Eve Arnold, the Magnum photographer famous for portraits of Marilyn Monroe and the Queen, has died.
Eve Arnold, one of the most revered photographers of the last century, died peacefully Wednesday in a London nursing home, a Magnum photo agency spokeswoman has said. She would have turned 100 in April.
She was best known for her intimate and lively collection of photographs of Hollywood film star Marilyn Monroe, as well as for capturing Queen Elizabeth II with her guard down, smiling up at the English sky on a particularly grim day. But she was also an intrepid photojournalist, travelling all over the world during the Seventies and Eighties and publishing colourful and influential books on China, Russia and America.
Her subjects ranged from bartenders and cowboys to Jacqueline Kennedy and Malcolm X. She was the first female photographer to make images for the Magnum Photography Agency, according to her London gallery Halcyon.
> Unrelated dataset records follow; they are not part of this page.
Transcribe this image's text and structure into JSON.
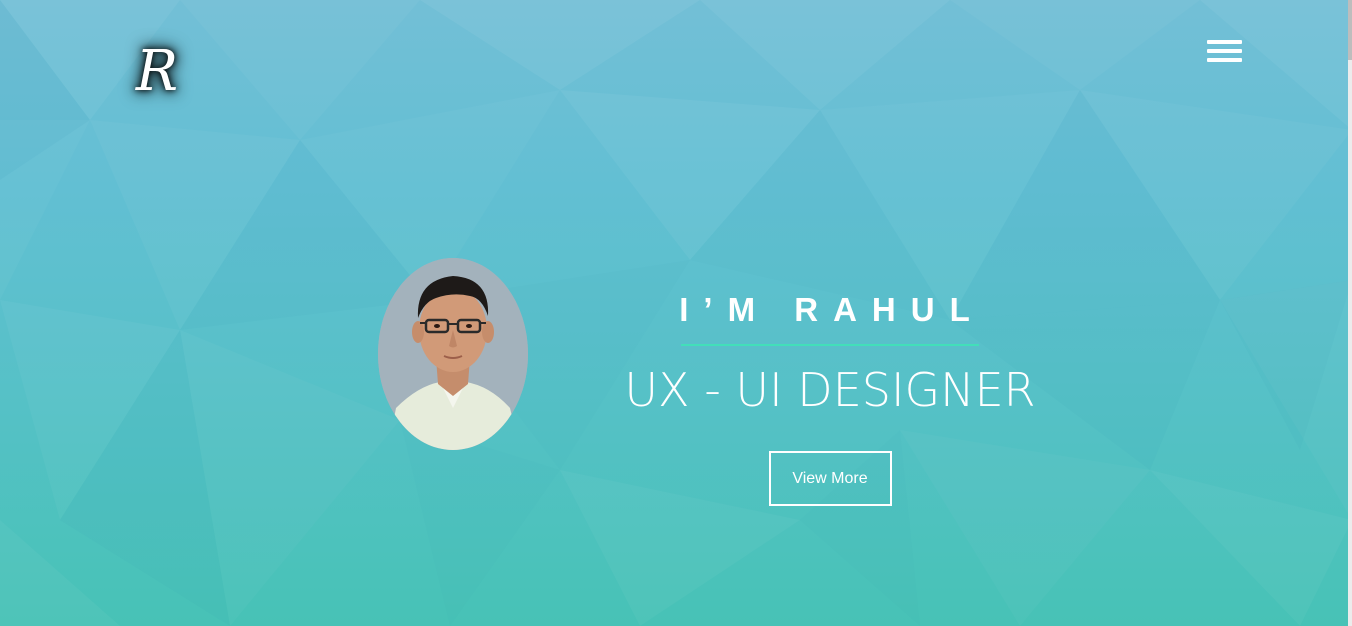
{
  "header": {
    "logo_letter": "R",
    "menu_icon": "hamburger-menu-icon"
  },
  "hero": {
    "avatar_icon": "profile-photo",
    "greeting": "I’M RAHUL",
    "role": "UX - UI DESIGNER",
    "cta_label": "View More"
  },
  "colors": {
    "background_top": "#73bfd6",
    "background_bottom": "#47c2b6",
    "divider": "#42dfb9",
    "text": "#ffffff"
  }
}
Arnold's most famous portraits of Monroe were taken on the set of the last film the star made before she died, The Misfits. Among the images to have come off that set is a romantic shot of Arthur Miller with Monroe the year before they were divorced. Miller, who wrote The Misfits, is said to be describing the way his father used to "Skip-to-my-lou", a rustic dance from middle America, for a scene in the film.
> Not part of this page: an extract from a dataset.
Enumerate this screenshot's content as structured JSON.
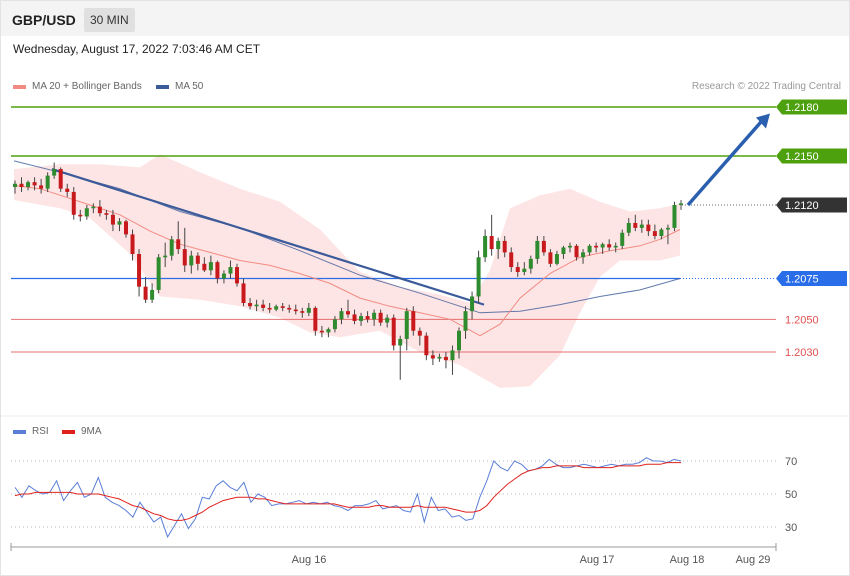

"What I have tried to do is involve the people I was photographing... if they were willing to give, I was willing to photograph," Arnold once said. She made many portraits of Monroe throughout the 1950s, and knew her more intimately, perhaps, than any other photographer of the day. Her best photographs are collected in "Marilyn Monroe: An Appreciation."
Born in Philadelphia in 1912 to Russian immigrant parents, her interest in photography did not begin until she was in her 30s, working at a photo-finishing plant in New York City. Arnold worked for publications including Life magazine and joined the Magnum collective in the Fifties'.
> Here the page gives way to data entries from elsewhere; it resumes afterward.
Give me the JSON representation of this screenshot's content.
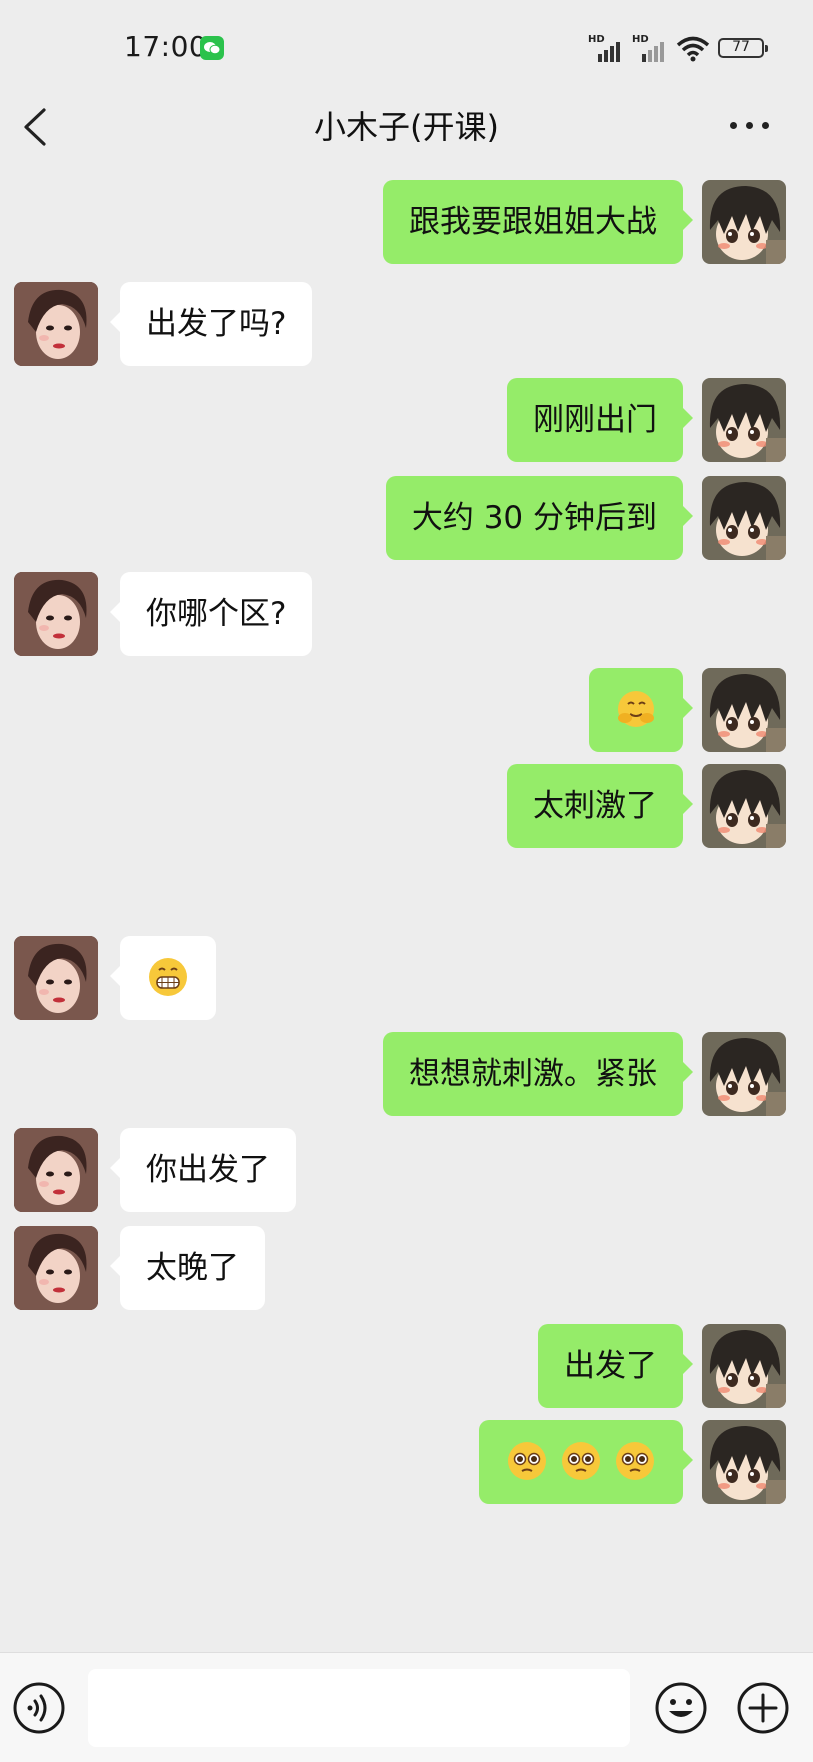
{
  "status_bar": {
    "time": "17:00",
    "signal_1_label": "HD",
    "signal_2_label": "HD",
    "battery": "77"
  },
  "header": {
    "title": "小木子(开课)"
  },
  "messages": [
    {
      "side": "right",
      "text": "跟我要跟姐姐大战"
    },
    {
      "side": "left",
      "text": "出发了吗?"
    },
    {
      "side": "right",
      "text": "刚刚出门"
    },
    {
      "side": "right",
      "text": "大约 30 分钟后到"
    },
    {
      "side": "left",
      "text": "你哪个区?"
    },
    {
      "side": "right",
      "emoji": "hug-face-emoji"
    },
    {
      "side": "right",
      "text": "太刺激了"
    },
    {
      "side": "left",
      "emoji": "grin-face-emoji"
    },
    {
      "side": "right",
      "text": "想想就刺激。紧张"
    },
    {
      "side": "left",
      "text": "你出发了"
    },
    {
      "side": "left",
      "text": "太晚了"
    },
    {
      "side": "right",
      "text": "出发了"
    },
    {
      "side": "right",
      "emoji": "pleading-face-emoji x3"
    }
  ],
  "input": {
    "placeholder": ""
  },
  "colors": {
    "background": "#ededed",
    "own_bubble": "#95ec69",
    "other_bubble": "#ffffff",
    "wechat_green": "#2bc24c"
  }
}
She moved to England in the early 1960s, with her son Frank, and begun working for The Sunday Times. Her career spanned more than half a century, but, in 2009, when asked by the actress Angelica Houston if she was still taking photographs, she replied, "That's over. I can't hold a camera anymore." In 2010 she received the Lifetime Achievement Award at the Sony World Photography Awards in Cannes.